Виски, мартини, шампанское, текила, французские, испанские, португальские, чилийские
и грузинские вина, десяток сортов темного и светлого пива — было все что
угодно, кроме банальной русской водки. А после того как Медведь
поинтересовался, есть ли здесь граненые стаканы, бармен взмахом руки призвал
подойти поближе местного вышибалу.
Тогда троица переместилась в ресторан на первом этаже отеля,
где в большом зале собралось довольно много народа. Подскочивший к новым гостям
метрдотель быстренько усадил их за неудобный маленький столик рядом с дверью на
кухню и удалился, вежливо намекнув, что, хотя летом гардероб и не работает,
меховую одежду можно оставить при входе на попечение швейцара. Медведь намек
предпочел проигнорировать — отвратительная пахучая ушанка до сих пор была для
него всем: легендой, алиби, пропуском в окружение Сандры Барр.
Подошедший официант после непродолжительного перечня
пожеланий объяснил, что водки есть много, и разной, но вот последний граненый
стакан был замечен в сих славных пятизвездочных стенах лет десять тому назад.
Тут только оптимист Фергюссон стал понимать, сколь непростое дело затеял. Он
жалобно взглянул сначала на переводчика, потом на Медведя, и тому вдруг
показалось, что агент сейчас расплачется.
Сложно сказать, что двигало им в большей степени — служебный
долг или оскорбленное в лучших чувствах национальное самосознание, но Иван
решительно поднялся из-за, стола, рванул на груди рубаху и проревел:
— Будет вам стакан! Ждите здесь! — затем бухнул
кулаком по столу перед носом Константина и гаркнул ему: — Переводи!

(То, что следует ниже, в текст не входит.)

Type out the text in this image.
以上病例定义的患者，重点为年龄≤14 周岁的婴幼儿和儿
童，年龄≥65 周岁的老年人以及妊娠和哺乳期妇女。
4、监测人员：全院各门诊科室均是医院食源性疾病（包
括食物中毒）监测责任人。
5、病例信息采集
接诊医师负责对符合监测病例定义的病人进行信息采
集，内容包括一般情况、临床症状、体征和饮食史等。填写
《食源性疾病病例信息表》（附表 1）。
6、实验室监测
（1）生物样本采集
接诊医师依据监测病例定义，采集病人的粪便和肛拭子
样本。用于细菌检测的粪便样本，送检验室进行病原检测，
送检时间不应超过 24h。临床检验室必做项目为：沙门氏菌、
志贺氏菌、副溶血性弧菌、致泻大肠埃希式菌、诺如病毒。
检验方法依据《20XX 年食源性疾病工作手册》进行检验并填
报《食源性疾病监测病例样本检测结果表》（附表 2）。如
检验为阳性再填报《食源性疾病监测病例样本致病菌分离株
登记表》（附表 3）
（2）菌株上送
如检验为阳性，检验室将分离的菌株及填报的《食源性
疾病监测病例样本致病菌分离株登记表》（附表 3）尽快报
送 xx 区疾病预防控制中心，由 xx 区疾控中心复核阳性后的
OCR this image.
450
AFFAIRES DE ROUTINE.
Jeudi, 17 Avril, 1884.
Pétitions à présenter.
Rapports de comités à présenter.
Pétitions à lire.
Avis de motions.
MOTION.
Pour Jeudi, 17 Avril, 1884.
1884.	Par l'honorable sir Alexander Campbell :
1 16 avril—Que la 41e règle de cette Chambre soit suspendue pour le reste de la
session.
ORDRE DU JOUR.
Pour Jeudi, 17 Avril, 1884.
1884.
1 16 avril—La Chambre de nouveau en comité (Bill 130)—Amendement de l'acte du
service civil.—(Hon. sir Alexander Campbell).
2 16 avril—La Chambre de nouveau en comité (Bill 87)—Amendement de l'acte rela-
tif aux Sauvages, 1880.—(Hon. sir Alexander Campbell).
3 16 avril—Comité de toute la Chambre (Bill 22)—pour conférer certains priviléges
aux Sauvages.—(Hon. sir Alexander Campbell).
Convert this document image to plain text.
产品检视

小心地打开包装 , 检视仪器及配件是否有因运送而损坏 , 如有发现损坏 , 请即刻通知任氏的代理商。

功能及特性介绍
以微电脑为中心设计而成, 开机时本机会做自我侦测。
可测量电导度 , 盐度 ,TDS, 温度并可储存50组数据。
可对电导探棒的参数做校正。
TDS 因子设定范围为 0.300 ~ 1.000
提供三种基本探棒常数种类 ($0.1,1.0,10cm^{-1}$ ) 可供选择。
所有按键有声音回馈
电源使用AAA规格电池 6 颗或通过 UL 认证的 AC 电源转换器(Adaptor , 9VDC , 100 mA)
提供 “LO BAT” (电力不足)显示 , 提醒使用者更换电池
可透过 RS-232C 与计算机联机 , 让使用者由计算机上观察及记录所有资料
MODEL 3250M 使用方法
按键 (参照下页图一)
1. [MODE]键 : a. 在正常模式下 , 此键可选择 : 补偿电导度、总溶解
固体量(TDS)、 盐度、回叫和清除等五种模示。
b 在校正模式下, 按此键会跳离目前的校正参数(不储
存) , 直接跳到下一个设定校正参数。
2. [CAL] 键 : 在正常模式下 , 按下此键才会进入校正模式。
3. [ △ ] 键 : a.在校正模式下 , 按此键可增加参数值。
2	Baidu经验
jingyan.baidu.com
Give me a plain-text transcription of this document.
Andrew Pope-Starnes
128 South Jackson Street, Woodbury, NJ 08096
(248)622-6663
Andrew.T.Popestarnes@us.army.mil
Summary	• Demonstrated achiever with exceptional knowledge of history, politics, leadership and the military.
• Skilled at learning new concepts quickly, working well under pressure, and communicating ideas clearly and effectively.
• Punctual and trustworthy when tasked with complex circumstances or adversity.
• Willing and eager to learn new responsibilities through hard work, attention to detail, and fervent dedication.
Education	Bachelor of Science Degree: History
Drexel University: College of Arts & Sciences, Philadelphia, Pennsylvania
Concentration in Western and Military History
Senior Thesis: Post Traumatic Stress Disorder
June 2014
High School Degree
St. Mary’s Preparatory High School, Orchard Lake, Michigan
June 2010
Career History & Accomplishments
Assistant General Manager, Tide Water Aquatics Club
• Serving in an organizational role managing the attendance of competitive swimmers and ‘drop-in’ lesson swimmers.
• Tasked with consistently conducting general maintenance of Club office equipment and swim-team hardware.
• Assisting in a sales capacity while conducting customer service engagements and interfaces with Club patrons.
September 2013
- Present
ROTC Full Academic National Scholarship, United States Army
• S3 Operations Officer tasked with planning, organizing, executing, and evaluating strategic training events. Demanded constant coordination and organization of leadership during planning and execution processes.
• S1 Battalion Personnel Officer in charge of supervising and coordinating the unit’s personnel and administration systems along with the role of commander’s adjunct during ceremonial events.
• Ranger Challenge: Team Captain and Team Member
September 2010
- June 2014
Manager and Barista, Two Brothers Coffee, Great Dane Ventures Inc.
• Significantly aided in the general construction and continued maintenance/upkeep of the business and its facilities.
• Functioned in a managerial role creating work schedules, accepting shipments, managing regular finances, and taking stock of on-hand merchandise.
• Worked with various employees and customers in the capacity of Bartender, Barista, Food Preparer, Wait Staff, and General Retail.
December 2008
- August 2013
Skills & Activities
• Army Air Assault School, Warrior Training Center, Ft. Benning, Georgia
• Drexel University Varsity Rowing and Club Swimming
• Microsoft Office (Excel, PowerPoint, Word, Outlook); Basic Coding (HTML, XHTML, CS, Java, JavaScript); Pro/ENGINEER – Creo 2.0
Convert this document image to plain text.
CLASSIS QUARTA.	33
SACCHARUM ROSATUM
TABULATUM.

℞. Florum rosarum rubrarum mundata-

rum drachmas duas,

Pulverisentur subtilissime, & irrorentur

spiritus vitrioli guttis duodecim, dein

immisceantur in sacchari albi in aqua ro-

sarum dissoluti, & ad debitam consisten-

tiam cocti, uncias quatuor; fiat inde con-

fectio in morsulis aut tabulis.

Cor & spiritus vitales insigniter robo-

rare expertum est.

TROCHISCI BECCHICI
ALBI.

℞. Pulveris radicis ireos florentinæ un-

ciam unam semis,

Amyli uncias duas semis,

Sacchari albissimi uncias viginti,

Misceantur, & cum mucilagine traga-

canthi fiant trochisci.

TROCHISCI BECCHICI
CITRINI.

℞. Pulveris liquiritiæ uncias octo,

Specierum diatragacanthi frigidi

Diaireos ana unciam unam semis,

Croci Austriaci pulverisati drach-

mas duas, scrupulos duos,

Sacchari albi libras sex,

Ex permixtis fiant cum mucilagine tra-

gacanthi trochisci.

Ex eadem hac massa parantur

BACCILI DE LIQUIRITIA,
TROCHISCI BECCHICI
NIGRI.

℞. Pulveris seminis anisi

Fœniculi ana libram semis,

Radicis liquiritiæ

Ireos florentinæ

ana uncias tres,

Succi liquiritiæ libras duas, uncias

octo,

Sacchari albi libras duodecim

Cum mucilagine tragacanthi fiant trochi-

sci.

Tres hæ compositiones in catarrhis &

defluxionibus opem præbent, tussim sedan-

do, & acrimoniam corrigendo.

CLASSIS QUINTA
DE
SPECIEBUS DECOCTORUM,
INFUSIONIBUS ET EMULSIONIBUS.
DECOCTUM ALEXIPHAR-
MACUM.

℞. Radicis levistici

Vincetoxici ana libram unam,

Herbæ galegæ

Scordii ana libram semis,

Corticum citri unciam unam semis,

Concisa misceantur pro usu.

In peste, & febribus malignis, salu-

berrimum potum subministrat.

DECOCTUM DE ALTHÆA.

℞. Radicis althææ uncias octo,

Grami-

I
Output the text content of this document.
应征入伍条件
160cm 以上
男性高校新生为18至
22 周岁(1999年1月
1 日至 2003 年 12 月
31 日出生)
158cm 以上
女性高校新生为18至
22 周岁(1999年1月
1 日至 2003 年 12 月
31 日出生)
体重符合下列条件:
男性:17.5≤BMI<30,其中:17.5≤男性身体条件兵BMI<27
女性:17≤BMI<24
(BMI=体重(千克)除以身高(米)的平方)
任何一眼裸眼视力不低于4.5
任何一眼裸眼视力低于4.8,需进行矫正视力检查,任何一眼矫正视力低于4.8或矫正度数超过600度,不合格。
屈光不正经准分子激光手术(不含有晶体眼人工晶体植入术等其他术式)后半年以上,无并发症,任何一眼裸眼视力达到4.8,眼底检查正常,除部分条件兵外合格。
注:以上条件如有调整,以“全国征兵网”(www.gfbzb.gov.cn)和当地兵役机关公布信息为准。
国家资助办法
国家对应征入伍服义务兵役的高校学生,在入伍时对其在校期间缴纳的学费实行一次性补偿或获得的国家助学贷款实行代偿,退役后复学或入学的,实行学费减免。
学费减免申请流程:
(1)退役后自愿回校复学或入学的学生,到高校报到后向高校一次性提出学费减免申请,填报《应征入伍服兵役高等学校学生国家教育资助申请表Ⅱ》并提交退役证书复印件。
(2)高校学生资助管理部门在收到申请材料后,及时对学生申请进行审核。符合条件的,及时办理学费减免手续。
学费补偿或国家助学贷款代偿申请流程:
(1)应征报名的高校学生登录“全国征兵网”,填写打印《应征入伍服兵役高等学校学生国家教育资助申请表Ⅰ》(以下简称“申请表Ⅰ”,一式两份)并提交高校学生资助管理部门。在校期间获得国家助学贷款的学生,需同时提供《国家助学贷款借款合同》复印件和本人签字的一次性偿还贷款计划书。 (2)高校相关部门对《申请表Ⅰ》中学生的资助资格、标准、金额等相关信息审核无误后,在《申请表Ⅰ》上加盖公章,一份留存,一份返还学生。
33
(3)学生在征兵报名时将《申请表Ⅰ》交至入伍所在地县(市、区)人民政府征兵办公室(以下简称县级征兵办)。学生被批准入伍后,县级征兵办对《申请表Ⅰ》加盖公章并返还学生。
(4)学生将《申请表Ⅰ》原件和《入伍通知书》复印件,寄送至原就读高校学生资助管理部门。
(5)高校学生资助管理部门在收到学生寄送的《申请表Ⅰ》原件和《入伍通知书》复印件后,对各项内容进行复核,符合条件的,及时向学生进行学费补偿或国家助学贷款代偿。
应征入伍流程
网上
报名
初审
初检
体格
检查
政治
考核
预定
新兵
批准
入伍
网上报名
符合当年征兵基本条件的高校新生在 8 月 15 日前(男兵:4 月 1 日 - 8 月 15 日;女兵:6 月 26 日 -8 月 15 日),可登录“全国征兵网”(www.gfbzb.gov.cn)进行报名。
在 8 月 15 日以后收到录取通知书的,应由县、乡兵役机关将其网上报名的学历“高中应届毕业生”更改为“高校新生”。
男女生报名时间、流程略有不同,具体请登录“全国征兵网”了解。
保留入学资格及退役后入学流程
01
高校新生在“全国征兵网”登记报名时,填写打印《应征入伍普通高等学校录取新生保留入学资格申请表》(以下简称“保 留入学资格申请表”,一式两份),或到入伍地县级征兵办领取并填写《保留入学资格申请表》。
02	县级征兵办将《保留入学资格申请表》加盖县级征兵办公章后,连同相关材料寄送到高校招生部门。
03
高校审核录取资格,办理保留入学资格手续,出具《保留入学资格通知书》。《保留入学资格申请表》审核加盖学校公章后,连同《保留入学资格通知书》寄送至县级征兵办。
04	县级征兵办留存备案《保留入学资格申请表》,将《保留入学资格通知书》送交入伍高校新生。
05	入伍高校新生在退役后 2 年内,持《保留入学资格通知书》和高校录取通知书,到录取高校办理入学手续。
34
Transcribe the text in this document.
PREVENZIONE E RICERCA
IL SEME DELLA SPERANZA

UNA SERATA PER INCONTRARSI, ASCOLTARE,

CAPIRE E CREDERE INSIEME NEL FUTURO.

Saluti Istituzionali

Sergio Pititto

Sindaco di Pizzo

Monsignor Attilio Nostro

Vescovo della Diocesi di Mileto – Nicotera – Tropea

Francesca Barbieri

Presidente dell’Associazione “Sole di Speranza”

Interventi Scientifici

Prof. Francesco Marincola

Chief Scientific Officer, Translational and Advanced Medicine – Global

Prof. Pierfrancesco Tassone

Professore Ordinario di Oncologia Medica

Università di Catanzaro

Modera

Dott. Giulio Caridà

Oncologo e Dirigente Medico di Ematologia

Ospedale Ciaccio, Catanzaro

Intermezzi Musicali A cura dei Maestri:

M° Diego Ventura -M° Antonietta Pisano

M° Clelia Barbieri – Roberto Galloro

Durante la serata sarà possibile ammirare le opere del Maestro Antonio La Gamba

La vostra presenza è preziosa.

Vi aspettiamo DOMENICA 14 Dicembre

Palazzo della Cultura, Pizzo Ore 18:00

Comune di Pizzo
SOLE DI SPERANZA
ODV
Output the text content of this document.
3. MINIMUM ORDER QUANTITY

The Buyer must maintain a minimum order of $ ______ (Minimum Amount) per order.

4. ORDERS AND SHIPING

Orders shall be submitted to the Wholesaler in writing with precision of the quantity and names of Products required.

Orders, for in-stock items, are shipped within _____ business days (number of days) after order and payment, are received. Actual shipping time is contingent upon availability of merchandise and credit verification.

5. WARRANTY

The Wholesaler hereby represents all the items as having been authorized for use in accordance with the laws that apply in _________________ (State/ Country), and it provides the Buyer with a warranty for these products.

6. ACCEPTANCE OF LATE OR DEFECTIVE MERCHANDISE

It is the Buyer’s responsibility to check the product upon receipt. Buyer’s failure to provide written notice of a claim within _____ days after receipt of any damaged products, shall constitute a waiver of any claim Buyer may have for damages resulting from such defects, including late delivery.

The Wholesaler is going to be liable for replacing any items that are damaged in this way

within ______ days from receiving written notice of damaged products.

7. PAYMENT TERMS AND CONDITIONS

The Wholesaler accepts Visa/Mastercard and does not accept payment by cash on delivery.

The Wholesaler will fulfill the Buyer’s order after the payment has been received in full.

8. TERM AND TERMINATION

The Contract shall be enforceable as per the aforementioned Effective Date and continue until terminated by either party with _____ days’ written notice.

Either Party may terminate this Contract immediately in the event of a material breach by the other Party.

В зале на мгновение воцарилась тишина, а испуганный
абсолютно немотивированной, как ему показалось, вспышкой гнева переводчик
напрочь лишился дара английской речи и пискнул по-русски, глядя на Фергюссона:
— Будет стакан, будет, будет.
Ивана это успокоило, и он быстро выбежал из ресторана в холл
отеля, а уже оттуда, не задерживаясь, — прямо на улицу.
Оглядевшись по сторонам, он вдруг понял, что совершенно не
представляет себе, где же раздобыть проклятый стакан. «Господи, —
подумалось Ивану, — скажи кому хотя бы во время Московской олимпиады, что
для иностранца граненого стакана в столице не сыскать, — в дурдом бы
упекли». Он стал соображать, где в последнее время видел заветную посуду, но
ничего не припомнил. Столовые, забегаловки, пельменные и рюмочные, где из этих
самых стаканов пили все — от водки до чая с компотом, были сметены новейшим
временем и исчезли во тьме веков, унеся с собой граненое счастье.
Остановив первую же машину, Медведь велел водителю ехать на
площадь трех вокзалов. «Может, у алкашей каких завалялся, или у поездных бригад
поспрашивать — они же там чай пассажирам во что-то разливают», — мелькали
судорожные мысли. Водитель быстро погнал машину, с опасением поглядывая в
зеркало заднего вида на огромного мужика в зимней шапке, лихо сдвинутой на
затылок, и с озабоченной физиономией.
Алкаши сильно разочаровали Медведя — они выпивали из
несвежих пластиковых стаканчиков, подобранных возле привокзальных кафешек. Но,
как часто случается, в самый критический момент, когда кажется, что все идет
прахом, происходит чудо. Чудо снизошло к Медведю в лице развеселой молодой
девахи, проводницы поезда Москва — Мурманск, которая, проявив чрезмерное
человеколюбие, выдала Ивану казенный инвентарь, числившийся за поездом с 1982
года. Через две минуты, сунув девахе сотню и неуклюже отговорившись от любезного
приглашения «немного отдохнуть» в служебном купе, Медведь уже несся в сторону
автомобильной стоянки. Драгоценный стакан с вожделенными гранями для
безопасности завернул в треух. Еще через пятнадцать минут он строевым шагом
входил в уже изрядно опустевший ресторанный зал отеля. Проклятый треук пришлось
снова водрузить на голову, а стакан переложить в карман пиджака.
Медведь с облегчением заметил, что честная компания
пребывает все за тем же неудобным столиком. Фергюссон, увидев «большого
русского друга», который с сияющим лицом шел к ним через зал, отставил в
сторону высокий бокал с цветным коктейлем. Переводчик Костя не обратил на
триумфатора вообще никакого внимания, так как, вопреки всем существующим
международным традициям, был пьян, что подтверждала на две трети пустая бутылка
«Джек Дэниэлз», а единственная рюмка, которую он сжимал в кулаке, подчеркивала
тот грустный факт, что виски выпит им единолично. Стало ясно, что вся
предшествующая жизнь не подготовила Константина к стрессовым ситуациям.